L'acteur, scénariste et réalisateur
Jean-Pierre Bacri vient de mourir d'un cancer, à l'âge de 69 ans. Pour leur
film Au bout du conte en 2013, Agnès Jaoui et Jean-Pierre
Bacri avaient répondu à l'Humanité dimanche. Nous republions
cet entretien.
Même s'ils s'en défendent, Agnès Jaoui et
Jean-Pierre Bacri redonnent leurs lettres de noblesse à la comédie populaire
française. Dans l'HD de cette semaine, les co-auteurs de « Au bout
du conte », sorti en salle ce mercredi, reviennent sur leur film
choral ludique, en forme de variations autour des contes et des croyances.
Extraits de notre rencontre avec l'un des duos les plus drôles et pertinents du
cinéma français. ENTRETIEN.
Pour « Au Bout du conte », vous
passez par un genre un peu décrié et néanmoins noble, la comédie. Est-ce le
moyen de lui «redonner ses lettres de noblesse?»
AGNÈS JAOUI. : On ne veut pas lui redonner ses
lettres de noblesses, c'est juste comme ça qu'on aime écrire.
JEAN-PIERRE BACRI. : Ce n’est pas un choix, on ne peut
pas écrire autrement. On ne pourrait pas se dire : «Et si on écrivait quelque
chose qui ne serait pas une comédie?». On n'en serait pas capable. Peut-être
qu'on pourrait faire ce qu'avait tenté Woody Allen dans Intérieurs.

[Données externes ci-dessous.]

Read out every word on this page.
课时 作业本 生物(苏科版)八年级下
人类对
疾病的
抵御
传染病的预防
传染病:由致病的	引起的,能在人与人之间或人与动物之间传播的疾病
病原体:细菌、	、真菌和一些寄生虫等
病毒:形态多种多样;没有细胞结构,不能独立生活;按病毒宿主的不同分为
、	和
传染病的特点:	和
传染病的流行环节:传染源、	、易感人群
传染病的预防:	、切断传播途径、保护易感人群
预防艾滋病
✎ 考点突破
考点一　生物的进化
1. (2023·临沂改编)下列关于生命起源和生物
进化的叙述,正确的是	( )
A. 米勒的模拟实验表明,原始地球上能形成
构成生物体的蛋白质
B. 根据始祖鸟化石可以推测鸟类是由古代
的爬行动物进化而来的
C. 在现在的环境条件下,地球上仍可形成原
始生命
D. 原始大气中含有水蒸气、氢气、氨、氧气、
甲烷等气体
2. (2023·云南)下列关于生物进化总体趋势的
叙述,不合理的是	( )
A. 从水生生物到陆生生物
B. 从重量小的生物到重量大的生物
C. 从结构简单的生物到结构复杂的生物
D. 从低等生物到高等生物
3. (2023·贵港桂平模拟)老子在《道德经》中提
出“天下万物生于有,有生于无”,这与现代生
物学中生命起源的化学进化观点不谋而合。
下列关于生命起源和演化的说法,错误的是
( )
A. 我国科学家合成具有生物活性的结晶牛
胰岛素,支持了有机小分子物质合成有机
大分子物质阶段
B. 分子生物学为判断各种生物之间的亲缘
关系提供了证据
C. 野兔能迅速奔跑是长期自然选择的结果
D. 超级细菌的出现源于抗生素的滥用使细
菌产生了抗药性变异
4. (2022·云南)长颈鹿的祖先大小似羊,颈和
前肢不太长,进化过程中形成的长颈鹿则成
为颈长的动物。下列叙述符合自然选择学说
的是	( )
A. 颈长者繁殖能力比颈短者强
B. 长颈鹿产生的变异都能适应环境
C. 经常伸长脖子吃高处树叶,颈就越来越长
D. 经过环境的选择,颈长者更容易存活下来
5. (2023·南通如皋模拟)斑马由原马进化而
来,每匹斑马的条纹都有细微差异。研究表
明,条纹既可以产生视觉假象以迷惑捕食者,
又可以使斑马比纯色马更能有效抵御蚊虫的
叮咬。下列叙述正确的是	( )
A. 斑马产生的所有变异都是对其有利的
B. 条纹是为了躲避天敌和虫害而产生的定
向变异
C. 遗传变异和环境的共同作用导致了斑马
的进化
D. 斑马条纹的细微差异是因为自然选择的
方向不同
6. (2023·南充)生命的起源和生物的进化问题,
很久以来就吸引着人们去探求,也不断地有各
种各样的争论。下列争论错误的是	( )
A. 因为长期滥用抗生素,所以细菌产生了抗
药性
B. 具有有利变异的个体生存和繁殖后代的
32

Mais finalement, il s'est beaucoup contraint pour faire une imitation de ce
qu'il aimait beaucoup. C'est pas mal.
AGNÈS JAOUI. : C'est un super film.
JEAN-PIERRE BACRI. : C'est bien mais on
n'en a pas envie.
AGNÈS JAOUI. : En tant qu'auteurs et spectateurs, cette
espèce de distance sur les choses qui permet de traiter de sujets graves en
s'amusant nous fait jubiler. C'est comme ça qu'on est, qu'on voit la vie.
JEAN-PIERRE BACRI. : S'il n'y a pas
d'humour, je ne me satisfais pas du premier degré. On ne peut pas ne pas avoir
cette distance qui fait qu'observer une situation de loin à quelque chose de
plaisant. Je ne sais pas comment l'expliquer, c'est comme si on me disait
comment tu marches. Si vous commencez à vous regarder marcher, vous ne vous en
sortez pas. Pourtant, on marche. Ca nous est «naturel».
Vous faites donc confiance au spectateur
en vous disant que vous allez à la fois réussir à le faire rire et réfléchir?
JEAN-PIERRE BACRI. : D'autres s'y sont
collés et cela a eu l'air de marcher. Plein d'auteurs sont drôles et disent des
choses.
AGNÈS JAOUI. : Après, des fois, ils ne font que rire.
Ce n'est pas grave. Cela nous est arrivé plein de fois.
JEAN-PIERRE
BACRI. : Je me souviens d’un spectateur qui nous
avait dit après une pièce qu’on avait écrite: «Cela fait du bien de rigoler
après une journée de travail». Pourquoi pas?